Perhaps because of social distancing during the pandemic, some of them have forgotten how to talk to each other. You have to tell them to look one another in the eye (one trick is to look at someone’s forehead, if the eyes is too intimidating). If I don’t step in to correct them, they have full-on meltdowns because someone ignored someone else or someone didn’t take turns in a board game.

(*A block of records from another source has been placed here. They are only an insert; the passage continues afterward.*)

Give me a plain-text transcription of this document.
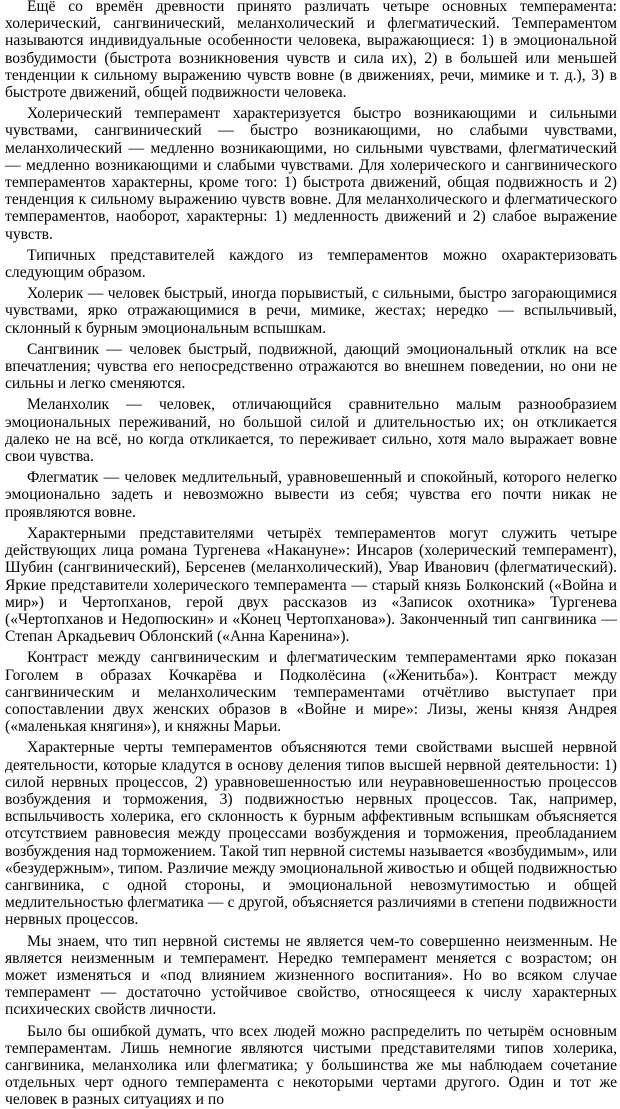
Ещё со времён древности принято различать четыре основных темперамента: холерический, сангвинический, меланхолический и флегматический. Темпераментом называются индивидуальные особенности человека, выражающиеся: 1) в эмоциональной возбудимости (быстрота возникновения чувств и сила их), 2) в большей или меньшей тенденции к сильному выражению чувств вовне (в движениях, речи, мимике и т. д.), 3) в быстроте движений, общей подвижности человека.

Холерический темперамент характеризуется быстро возникающими и сильными чувствами, сангвинический — быстро возникающими, но слабыми чувствами, меланхолический — медленно возникающими, но сильными чувствами, флегматический — медленно возникающими и слабыми чувствами. Для холерического и сангвинического темпераментов характерны, кроме того: 1) быстрота движений, общая подвижность и 2) тенденция к сильному выражению чувств вовне. Для меланхолического и флегматического темпераментов, наоборот, характерны: 1) медленность движений и 2) слабое выражение чувств.

Типичных представителей каждого из темпераментов можно охарактеризовать следующим образом.

Холерик — человек быстрый, иногда порывистый, с сильными, быстро загорающимися чувствами, ярко отражающимися в речи, мимике, жестах; нередко — вспыльчивый, склонный к бурным эмоциональным вспышкам.

Сангвиник — человек быстрый, подвижной, дающий эмоциональный отклик на все впечатления; чувства его непосредственно отражаются во внешнем поведении, но они не сильны и легко сменяются.

Меланхолик — человек, отличающийся сравнительно малым разнообразием эмоциональных переживаний, но большой силой и длительностью их; он откликается далеко не на всё, но когда откликается, то переживает сильно, хотя мало выражает вовне свои чувства.

Флегматик — человек медлительный, уравновешенный и спокойный, которого нелегко эмоционально задеть и невозможно вывести из себя; чувства его почти никак не проявляются вовне.

Характерными представителями четырёх темпераментов могут служить четыре действующих лица романа Тургенева «Накануне»: Инсаров (холерический темперамент), Шубин (сангвинический), Берсенев (меланхолический), Увар Иванович (флегматический). Яркие представители холерического темперамента — старый князь Болконский («Война и мир») и Чертопханов, герой двух рассказов из «Записок охотника» Тургенева («Чертопханов и Недопюскин» и «Конец Чертопханова»). Законченный тип сангвиника — Степан Аркадьевич Облонский («Анна Каренина»).

Контраст между сангвиническим и флегматическим темпераментами ярко показан Гоголем в образах Кочкарёва и Подколёсина («Женитьба»). Контраст между сангвиническим и меланхолическим темпераментами отчётливо выступает при сопоставлении двух женских образов в «Войне и мире»: Лизы, жены князя Андрея («маленькая княгиня»), и княжны Марьи.

Характерные черты темпераментов объясняются теми свойствами высшей нервной деятельности, которые кладутся в основу деления типов высшей нервной деятельности: 1) силой нервных процессов, 2) уравновешенностью или неуравновешенностью процессов возбуждения и торможения, 3) подвижностью нервных процессов. Так, например, вспыльчивость холерика, его склонность к бурным аффективным вспышкам объясняется отсутствием равновесия между процессами возбуждения и торможения, преобладанием возбуждения над торможением. Такой тип нервной системы называется «возбудимым», или «безудержным», типом. Различие между эмоциональной живостью и общей подвижностью сангвиника, с одной стороны, и эмоциональной невозмутимостью и общей медлительностью флегматика — с другой, объясняется различиями в степени подвижности нервных процессов.

Мы знаем, что тип нервной системы не является чем-то совершенно неизменным. Не является неизменным и темперамент. Нередко темперамент меняется с возрастом; он может изменяться и «под влиянием жизненного воспитания». Но во всяком случае темперамент — достаточно устойчивое свойство, относящееся к числу характерных психических свойств личности.

Было бы ошибкой думать, что всех людей можно распределить по четырём основным темпераментам. Лишь немногие являются чистыми представителями типов холерика, сангвиника, меланхолика или флегматика; у большинства же мы наблюдаем сочетание отдельных черт одного темперамента с некоторыми чертами другого. Один и тот же человек в разных ситуациях и по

And don’t get me started about lunchtime:
Don’t talk with your mouth full. Finish your lunch and clean up before you go play. No, don’t do a cartwheel with an apple in your hand. It’s rude to ask for a second helping if you haven’t finished your first. Feeding your food to the pigeons does not count as “finishing” your food. No, a bag of chips, a soda, and dry ramen do not sound like a healthy lunch. Let’s get something fresh from the cafeteria.
Fatigue
They say teachers make 1,500 decisions per school day. Many of those decisions aren’t educational, and most of them are about micromanaging children. Who clearly need to be micromanaged. That girl who did a cartwheel with an apple in her hand back in September fell and broke something later in the year. The boy who blew his nose in his mask had a spare in his backpack, but he didn’t say anything until after I unwrapped a fresh mask of my own and gave it to him. The girl who didn’t respond when people called her name or tried to talk to her actually switched to another school, and I wonder if her new teacher taught her to read social cues better than I tried to.
I think I micromanage because, in the words of an anonymous first-grade teacher in Mississippi, “When they do something wrong I want to correct them. I also care about them deeply, and want to see them grow into better people.” She, and all the authors of all the books we had to read in our teacher preparation programs, say we should focus on enforcing positive behavior, rather than punishing negative behavior:
I appreciate how Danny waited until after his partner finished speaking to start writing his response on the worksheet. I see that Mary quietly used the restroom signal without disturbing the class.
That works some of the time. Much of the time. But imagine, again, the girl who is about to do the cartwheel with the apple in her hand.
I like how Margot and Chelsea and Steve are not doing cartwheels with apples in their hands and are not going to lose their balance and break a limb and their parents aren’t going to sue me.
What Happens When…
What happens when I stop micromanaging? We run out of tissues, and I have to call the office for more. The kid who wanted to fill her bottle in the middle of class again misses the instructions for our next activity. And I have to explain how to do it again. The student swinging their water bottle or tipping their chair over hurts themselves, or someone else, creating a new problem for me to solve, and rouses parents I have to explain myself to. More decisions, adding up to that 1,500 decisions per day estimate.
I would like to give my students the leeway to make their own decisions and find their footing. But I don’t have time.
A 2021 report found that stress is the leading reason why teachers quit, even before the pandemic added students sneezing into masks during the school day. Teachers are told we need to keep our classrooms under control, but we are also told that micromanagers make bad teachers. It’s an impossible job.
So I pick my battles. Elementary school should be a safe place for children to test their limits, break some (minor) bones, learn from their mistakes, and not make those same mistakes again. It’s January, I’m not going to micromanage any more. They know my expectations by now. Let’s hope we all make it to May in one piece.